In this half century of fiduciary money we have assimilated a few lessons from the Guanzi. Money does not have an intrinsic value, and after the ‘stagflation’ of the 70s, the inflation rate has been low. Nonetheless, what we have not done is leave the monopoly of money-creation in the hands of the sovereign. Today, commercial banks create money through the fractional-reserve system and, as expected, credit has exploded. On the other hand, we have also realised that the quantity theory of money is questionable: we have seen an enormous rise in the monetary base (particularly since the Great Financial Crisis), which has not translated into a rise in inflation.

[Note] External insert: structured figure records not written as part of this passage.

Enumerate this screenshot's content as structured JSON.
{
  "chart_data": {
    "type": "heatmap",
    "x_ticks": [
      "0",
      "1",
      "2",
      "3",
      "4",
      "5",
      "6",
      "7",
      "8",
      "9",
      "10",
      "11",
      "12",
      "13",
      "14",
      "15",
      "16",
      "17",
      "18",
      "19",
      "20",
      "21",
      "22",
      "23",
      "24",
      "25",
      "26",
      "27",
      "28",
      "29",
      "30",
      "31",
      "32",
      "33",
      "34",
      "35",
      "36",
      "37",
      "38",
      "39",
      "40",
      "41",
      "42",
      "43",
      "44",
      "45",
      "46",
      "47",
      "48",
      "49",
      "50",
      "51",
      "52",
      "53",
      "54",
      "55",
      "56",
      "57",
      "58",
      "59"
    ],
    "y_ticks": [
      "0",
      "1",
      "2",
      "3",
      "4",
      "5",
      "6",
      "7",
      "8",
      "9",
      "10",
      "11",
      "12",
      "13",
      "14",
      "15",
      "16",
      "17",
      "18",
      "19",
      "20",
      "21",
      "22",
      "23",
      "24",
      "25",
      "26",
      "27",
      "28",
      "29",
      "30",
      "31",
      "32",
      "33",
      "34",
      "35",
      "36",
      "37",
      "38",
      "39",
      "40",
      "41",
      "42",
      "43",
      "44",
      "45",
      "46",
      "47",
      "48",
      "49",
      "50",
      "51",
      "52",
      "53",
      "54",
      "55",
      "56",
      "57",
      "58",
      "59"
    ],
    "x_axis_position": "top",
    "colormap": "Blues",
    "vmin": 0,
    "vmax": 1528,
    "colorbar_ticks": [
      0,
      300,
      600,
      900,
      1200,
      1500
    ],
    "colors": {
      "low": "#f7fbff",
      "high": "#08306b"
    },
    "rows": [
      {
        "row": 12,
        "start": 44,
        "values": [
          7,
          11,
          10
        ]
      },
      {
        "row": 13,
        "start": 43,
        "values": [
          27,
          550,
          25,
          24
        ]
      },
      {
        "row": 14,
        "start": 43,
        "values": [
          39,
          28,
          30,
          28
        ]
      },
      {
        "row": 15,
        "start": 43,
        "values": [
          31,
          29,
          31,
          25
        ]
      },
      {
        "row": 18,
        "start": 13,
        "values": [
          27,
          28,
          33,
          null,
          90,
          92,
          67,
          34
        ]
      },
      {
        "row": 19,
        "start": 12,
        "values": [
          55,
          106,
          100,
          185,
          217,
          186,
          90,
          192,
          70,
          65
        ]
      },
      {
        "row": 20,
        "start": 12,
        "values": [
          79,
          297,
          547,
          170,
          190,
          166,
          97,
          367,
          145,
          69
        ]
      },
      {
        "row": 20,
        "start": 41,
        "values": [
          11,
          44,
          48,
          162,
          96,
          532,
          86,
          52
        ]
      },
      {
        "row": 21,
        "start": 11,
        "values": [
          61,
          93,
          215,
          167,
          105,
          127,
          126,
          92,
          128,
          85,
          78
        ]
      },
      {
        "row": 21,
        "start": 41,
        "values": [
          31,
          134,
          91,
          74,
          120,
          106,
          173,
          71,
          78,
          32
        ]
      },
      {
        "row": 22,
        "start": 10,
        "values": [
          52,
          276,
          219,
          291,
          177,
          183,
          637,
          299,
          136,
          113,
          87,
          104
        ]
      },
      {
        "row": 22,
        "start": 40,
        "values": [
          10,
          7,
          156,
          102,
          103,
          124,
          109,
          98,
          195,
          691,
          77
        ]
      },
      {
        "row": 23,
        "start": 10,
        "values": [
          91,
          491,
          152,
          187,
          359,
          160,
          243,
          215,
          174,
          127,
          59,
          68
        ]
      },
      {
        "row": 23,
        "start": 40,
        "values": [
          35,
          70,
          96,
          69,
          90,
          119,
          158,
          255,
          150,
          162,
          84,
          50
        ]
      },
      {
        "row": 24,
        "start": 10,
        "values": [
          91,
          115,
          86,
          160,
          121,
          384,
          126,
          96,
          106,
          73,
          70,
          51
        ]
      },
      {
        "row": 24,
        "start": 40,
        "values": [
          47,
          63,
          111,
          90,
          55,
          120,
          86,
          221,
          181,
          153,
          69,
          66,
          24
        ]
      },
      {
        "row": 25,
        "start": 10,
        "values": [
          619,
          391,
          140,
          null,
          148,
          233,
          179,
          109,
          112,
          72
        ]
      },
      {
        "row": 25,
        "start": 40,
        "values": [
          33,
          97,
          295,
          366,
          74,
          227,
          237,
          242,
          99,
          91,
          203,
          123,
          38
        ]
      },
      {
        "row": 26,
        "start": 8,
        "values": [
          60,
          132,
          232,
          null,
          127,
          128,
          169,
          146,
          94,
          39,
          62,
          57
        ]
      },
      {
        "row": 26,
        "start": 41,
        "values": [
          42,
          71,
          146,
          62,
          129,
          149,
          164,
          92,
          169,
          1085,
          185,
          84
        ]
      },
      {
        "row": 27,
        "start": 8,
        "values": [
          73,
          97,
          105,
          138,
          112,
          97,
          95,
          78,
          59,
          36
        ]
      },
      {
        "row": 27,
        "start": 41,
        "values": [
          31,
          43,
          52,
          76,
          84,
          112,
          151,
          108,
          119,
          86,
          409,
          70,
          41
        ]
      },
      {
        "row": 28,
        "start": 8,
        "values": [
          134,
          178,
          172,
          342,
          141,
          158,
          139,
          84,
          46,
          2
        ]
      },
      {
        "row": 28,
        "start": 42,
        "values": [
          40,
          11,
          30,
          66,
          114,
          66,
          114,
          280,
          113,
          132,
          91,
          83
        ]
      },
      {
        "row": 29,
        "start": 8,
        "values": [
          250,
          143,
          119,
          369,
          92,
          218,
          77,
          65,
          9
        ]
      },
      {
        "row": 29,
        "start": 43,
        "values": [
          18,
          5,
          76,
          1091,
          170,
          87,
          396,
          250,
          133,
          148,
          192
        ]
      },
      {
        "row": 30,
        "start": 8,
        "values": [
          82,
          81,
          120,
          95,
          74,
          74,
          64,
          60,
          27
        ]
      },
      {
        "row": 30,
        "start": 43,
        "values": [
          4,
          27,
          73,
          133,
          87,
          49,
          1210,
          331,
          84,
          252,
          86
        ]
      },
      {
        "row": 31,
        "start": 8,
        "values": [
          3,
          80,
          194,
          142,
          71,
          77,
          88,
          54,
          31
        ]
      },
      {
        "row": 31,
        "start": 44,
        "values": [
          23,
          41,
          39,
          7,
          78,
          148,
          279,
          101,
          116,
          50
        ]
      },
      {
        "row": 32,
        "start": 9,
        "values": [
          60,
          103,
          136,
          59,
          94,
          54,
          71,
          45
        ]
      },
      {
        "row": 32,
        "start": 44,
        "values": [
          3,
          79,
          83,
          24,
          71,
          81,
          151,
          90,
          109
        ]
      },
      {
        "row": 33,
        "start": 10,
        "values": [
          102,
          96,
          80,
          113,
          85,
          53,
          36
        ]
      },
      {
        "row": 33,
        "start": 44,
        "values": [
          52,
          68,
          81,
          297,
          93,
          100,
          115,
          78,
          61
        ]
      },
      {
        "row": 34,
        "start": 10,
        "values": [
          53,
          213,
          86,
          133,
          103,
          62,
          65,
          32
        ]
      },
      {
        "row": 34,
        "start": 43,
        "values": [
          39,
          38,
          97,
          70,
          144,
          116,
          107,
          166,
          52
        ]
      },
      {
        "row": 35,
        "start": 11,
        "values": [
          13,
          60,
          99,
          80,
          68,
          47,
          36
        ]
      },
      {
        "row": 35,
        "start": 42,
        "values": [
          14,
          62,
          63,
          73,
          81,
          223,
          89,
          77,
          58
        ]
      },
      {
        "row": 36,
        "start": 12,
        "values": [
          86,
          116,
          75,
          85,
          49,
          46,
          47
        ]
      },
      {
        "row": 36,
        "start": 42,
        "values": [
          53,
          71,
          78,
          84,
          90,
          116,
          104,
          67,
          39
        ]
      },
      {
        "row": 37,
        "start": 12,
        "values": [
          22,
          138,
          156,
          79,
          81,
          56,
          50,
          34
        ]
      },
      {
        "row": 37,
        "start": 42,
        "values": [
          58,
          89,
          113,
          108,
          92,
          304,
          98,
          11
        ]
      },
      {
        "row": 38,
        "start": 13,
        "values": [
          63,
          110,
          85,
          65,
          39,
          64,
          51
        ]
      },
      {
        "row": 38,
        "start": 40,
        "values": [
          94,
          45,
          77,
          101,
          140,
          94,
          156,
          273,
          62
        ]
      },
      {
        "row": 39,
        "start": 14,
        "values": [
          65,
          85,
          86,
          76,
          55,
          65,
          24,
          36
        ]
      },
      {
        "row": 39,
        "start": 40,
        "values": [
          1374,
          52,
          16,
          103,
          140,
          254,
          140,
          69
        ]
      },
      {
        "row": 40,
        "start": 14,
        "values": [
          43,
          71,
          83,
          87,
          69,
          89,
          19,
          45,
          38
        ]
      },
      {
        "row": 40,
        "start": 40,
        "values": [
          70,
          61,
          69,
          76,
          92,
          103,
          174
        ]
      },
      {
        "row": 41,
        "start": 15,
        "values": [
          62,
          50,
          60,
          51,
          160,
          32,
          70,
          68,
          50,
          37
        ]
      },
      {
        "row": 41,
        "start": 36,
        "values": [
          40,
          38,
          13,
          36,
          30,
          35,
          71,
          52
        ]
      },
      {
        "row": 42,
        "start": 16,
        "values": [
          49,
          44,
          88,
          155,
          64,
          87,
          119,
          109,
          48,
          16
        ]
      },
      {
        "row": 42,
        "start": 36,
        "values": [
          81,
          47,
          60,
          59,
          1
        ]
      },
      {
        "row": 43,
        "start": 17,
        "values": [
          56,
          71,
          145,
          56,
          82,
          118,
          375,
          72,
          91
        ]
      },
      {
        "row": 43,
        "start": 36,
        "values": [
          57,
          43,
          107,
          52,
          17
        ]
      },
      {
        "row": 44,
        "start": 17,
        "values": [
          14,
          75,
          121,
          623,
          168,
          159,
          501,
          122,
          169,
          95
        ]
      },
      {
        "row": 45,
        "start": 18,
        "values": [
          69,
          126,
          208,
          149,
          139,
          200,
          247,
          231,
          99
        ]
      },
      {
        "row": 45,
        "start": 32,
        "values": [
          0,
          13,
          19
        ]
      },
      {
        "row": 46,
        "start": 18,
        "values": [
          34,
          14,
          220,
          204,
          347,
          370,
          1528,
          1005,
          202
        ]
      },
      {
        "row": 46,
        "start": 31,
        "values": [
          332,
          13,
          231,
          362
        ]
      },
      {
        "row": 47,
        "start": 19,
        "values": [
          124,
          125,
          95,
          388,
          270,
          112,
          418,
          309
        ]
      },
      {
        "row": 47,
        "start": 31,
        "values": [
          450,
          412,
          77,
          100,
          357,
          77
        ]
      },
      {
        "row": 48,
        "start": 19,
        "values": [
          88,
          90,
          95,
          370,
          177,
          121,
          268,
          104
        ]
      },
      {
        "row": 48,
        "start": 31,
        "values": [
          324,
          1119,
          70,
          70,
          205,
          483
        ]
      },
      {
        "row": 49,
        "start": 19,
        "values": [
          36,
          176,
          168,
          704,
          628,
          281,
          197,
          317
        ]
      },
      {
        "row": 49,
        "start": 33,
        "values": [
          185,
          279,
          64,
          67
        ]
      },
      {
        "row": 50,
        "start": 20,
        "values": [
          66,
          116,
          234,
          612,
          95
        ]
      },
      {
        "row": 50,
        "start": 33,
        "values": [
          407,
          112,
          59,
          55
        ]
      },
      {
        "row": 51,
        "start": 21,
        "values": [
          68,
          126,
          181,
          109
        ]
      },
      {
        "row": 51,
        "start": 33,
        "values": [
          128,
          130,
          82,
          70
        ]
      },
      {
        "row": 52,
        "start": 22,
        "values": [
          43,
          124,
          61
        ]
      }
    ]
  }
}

But the lessons of history suggest this might change. After the Great Recession and the war against COVID-19, the world’s debt (both public and private) has reached an astonishing 365% of global GDP, a historic record. Only last year the US Federal Reserve issued a fifth of all dollars currently in circulation. It is no surprise that the US stock market has skyrocketed, and last year both gold and the Dow Jones reached record highs, something remarkable given that they usually move in opposite directions. This anomaly suggests that the liquidity is creating bubbles and distorting the discovery of prices by economic agents.

This has sparked fears of inflation, suggested by the rise in the price of bitcoin. The cryptocurrency reflects a nostalgia for the gold standard. Its appeal lies in the fact that supply is limited, as there will only be 21 million bitcoins ‘printed’. But that is exactly why it will never be a currency, much less money. As demand increases and supply is limited, the price of bitcoin rises. But let us not fool ourselves, bitcoin is neither a medium of exchange (few will buy their Tesla with bitcoins) nor a unit of account (its value is measured in dollars or euros) and is too volatile as a store of value. We are facing a digital tulip nurtured by a speculative frenzy.

“The cryptocurrency reflects a nostalgia for the gold standard”.

But the bitcoin-mania must make us reflect. Historically, the emergence of private near-money has suggested that political power is losing legitimacy. The detachment of broad layers of society from the democratic system and the liberal international order is unquestionable: the assault on the US capitol being the most evident example. Traditionally, political and monetary stability feed each other, and 50 years of fiduciary money is a brief instant in the long history of finance.

What does the future hold for us? For the moment cheap money will continue to flow because we need to win the war against COVID-19 and because the Fed cannot afford a collapse in the stock market if half the US population have their savings there. But it is precisely after wars when inflation appears. We may live a new ‘Roaring 20s’, but the debt levels will have to decrease at some point and to do that it is useful to think about four different scenarios.

  1. Growth: this is the ideal; using the cheap money from today to invest and increase our productivity. But we may end up with too little growth and too much inflation.
  2. Adjustment: central banks keep their independence, increase rates when prices start increasing, the cost of debt rises and we head into a deep recession. Let us hope that by then inequality has decreased, otherwise social tensions will increase.
  3. Inflation: the political class captures central banks with ‘fiscal dominance’ and opts to reduce debt thanks to the rise in prices. It may work, but it is a risky strategy: inflation is hard to tame once unleashed.
  4. Debt restructuring: Thomas Piketty and 100 more signatories have recently proposed it. Naturally, they have met head-on resistance from the establishment.

Sovereign debt restructuring at the heart of our international monetary system must be the last resort. But, maybe, if the other three do not work, it could be our last option. The Jubilee in the Old Testament already considered debt cancellation every 50 years, and that document is even older than the Guanzi.